I was told by everyone not to worry. My odds of serving on a jury would be small. Cases seldom make it to trial, and if it did in this instance, it was unlikely that I would be picked. The reasons offered were many, so I felt reassured. I didn’t want to lose a few days of my week fulfilling civic duty, though I recognized its importance.
All the predictions were wrong. The criminal case made it to trial, and I was one of seven people selected to serve. I answered the juror questions honestly, which included whether I had biases and if so, could I set them aside. Yes, I have biases — conscious and unconscious — and I would do my best to set them aside.
Well then, the judge asked earnestly, “Can you follow and apply clear directions?” I could have said “no” (this for sure would have hastened my exit), but I am very much a rule-abider, and the gravitas of being in the courtroom demanded honesty.
“Yes,” I said without hesitancy. Finally, I was asked, “Would it be an undue hardship” if the trial runs longer than expected. I replied, “Not undue,” to which the judge smiled and said that she understood “hardship.” My fate as juror was now sealed.
The trial involved assault and battery, and I learned a few things about the courtroom and about me. I learned that fact patterns are as tricky as they are important and dissecting them for inconsistencies is like solving a Rubik’s cube, only with people’s futures at stake. Who exited which door when? What do we do with inconsistent witness testimonies, especially when it is about something material like the assailant’s size? Attention to detail is critical, and coffee is not allowed in court to help keep one’s mind sharp.
I learned that the wheels of justice really do turn slowly. Unlike fast-paced TV courtroom drama, our trial featured frequent sidebars, where the judge and attorneys quietly conferenced on objections and evidence. This took time, along with attorneys repeating what seemed like the same questions with only a word or two changed. It reminded me of a game I had played with my children: “One of these things is not like the other.” What word had changed, and what was its effect?
My relationship with fellow jurors was another curiosity. Because of topics we couldn’t discuss — namely anything related to the trial, which was how our lives intersected — we talked pets, sports teams and movies. One juror offered us the boon of working for the Boston Bruins. Another juror was pregnant and stoic as she fought fatigue and hunger. We could relate without the built-in excuse. We were a motley crew of recent college grads, imminent retirees and a middle-age mom.
I soon discovered that while I knew little about the jurors, I appreciated their moral compass. The responsibility weighed heavily as we each took the trial home with us, rehashing our day in the juror’s box. When one juror shared that she couldn’t sleep at night as she processed the day’s testimonies, we nodded in agreement.

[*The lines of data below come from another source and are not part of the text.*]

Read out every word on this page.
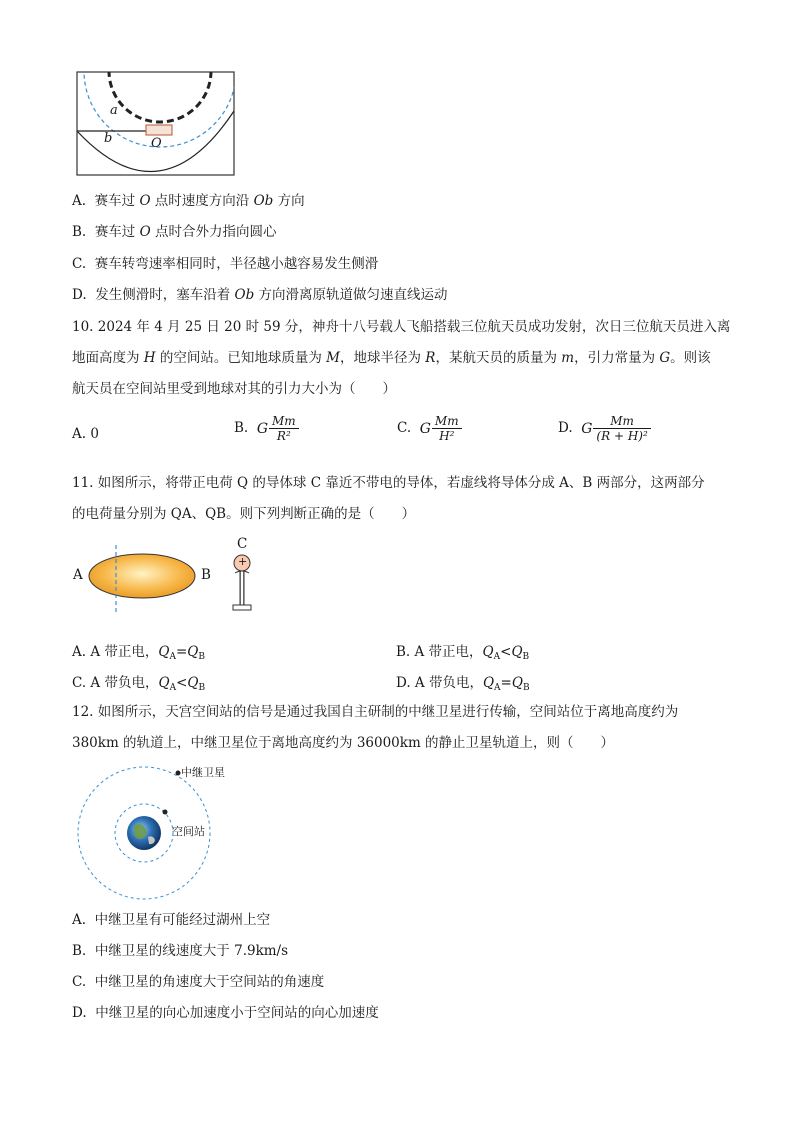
a
b	O
A. 赛车过 O 点时速度方向沿 Ob 方向
B. 赛车过 O 点时合外力指向圆心
C. 赛车转弯速率相同时，半径越小越容易发生侧滑
D. 发生侧滑时，塞车沿着 Ob 方向滑离原轨道做匀速直线运动
10. 2024 年 4 月 25 日 20 时 59 分，神舟十八号载人飞船搭载三位航天员成功发射，次日三位航天员进入离
地面高度为 H 的空间站。已知地球质量为 M，地球半径为 R，某航天员的质量为 m，引力常量为 G。则该
航天员在空间站里受到地球对其的引力大小为（　　）
A. 0	B. G $\frac{Mm}{\text{R²}}$	C. G $\frac{Mm}{\text{H²}}$	D. G $\frac{Mm}{\text{(R + H)²}}$
11. 如图所示，将带正电荷 Q 的导体球 C 靠近不带电的导体，若虚线将导体分成 A、B 两部分，这两部分
的电荷量分别为 QA、QB。则下列判断正确的是（　　）
A	B
C
+
A. A 带正电，$Q_A=Q_B$	B. A 带正电，$Q_A<Q_B$
C. A 带负电，$Q_A<Q_B$	D. A 带负电，$Q_A=Q_B$
12. 如图所示，天宫空间站的信号是通过我国自主研制的中继卫星进行传输，空间站位于离地高度约为
380km 的轨道上，中继卫星位于离地高度约为 36000km 的静止卫星轨道上，则（　　）
中继卫星
空间站
A. 中继卫星有可能经过湖州上空
B. 中继卫星的线速度大于 7.9km/s
C. 中继卫星的角速度大于空间站的角速度
D. 中继卫星的向心加速度小于空间站的向心加速度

We reminded each other of two phrases: “innocent until proven guilty” and “beyond a reasonable doubt.” After we systematically went through the evidence, we landed in the same place, arriving at “not guilty” on all counts. We felt right in our determination, though no one left feeling light. As the pregnant juror noted, “I believe we’ve done our job. The rest is left for the guy above,” pointing to the ceiling. We take our comfort where we can.
The experience also taught me about me. Experiencing a whole day inside a building reminded me that I am no longer built for complete days indoors, even though I did this for decades. Alternating between the courtroom and the jury hangout, with only 60 mid-day minutes in the great outdoors, was insufficient for me and not because I needed more time for lunch.
I would sit on the stairs outside the courthouse soaking up the rays. In truth their great outdoors was filled with honking cars and barking dogs, but it didn’t matter. I absorbed every one of those sun-drenched minutes with glee. This discovery had implications. It scotched any idea I had of giving up my practice to potentially work inside an organization. Had I become a flitterer who works?
I also learned that I could be as fair and objective as I had hoped. I suspect my fellow jurors felt the same. On that final day, as we hunkered down to do our job, I believe the system worked. While I might not rush to be a juror again, I won’t forget the importance of that call to duty, nor will I shirk it.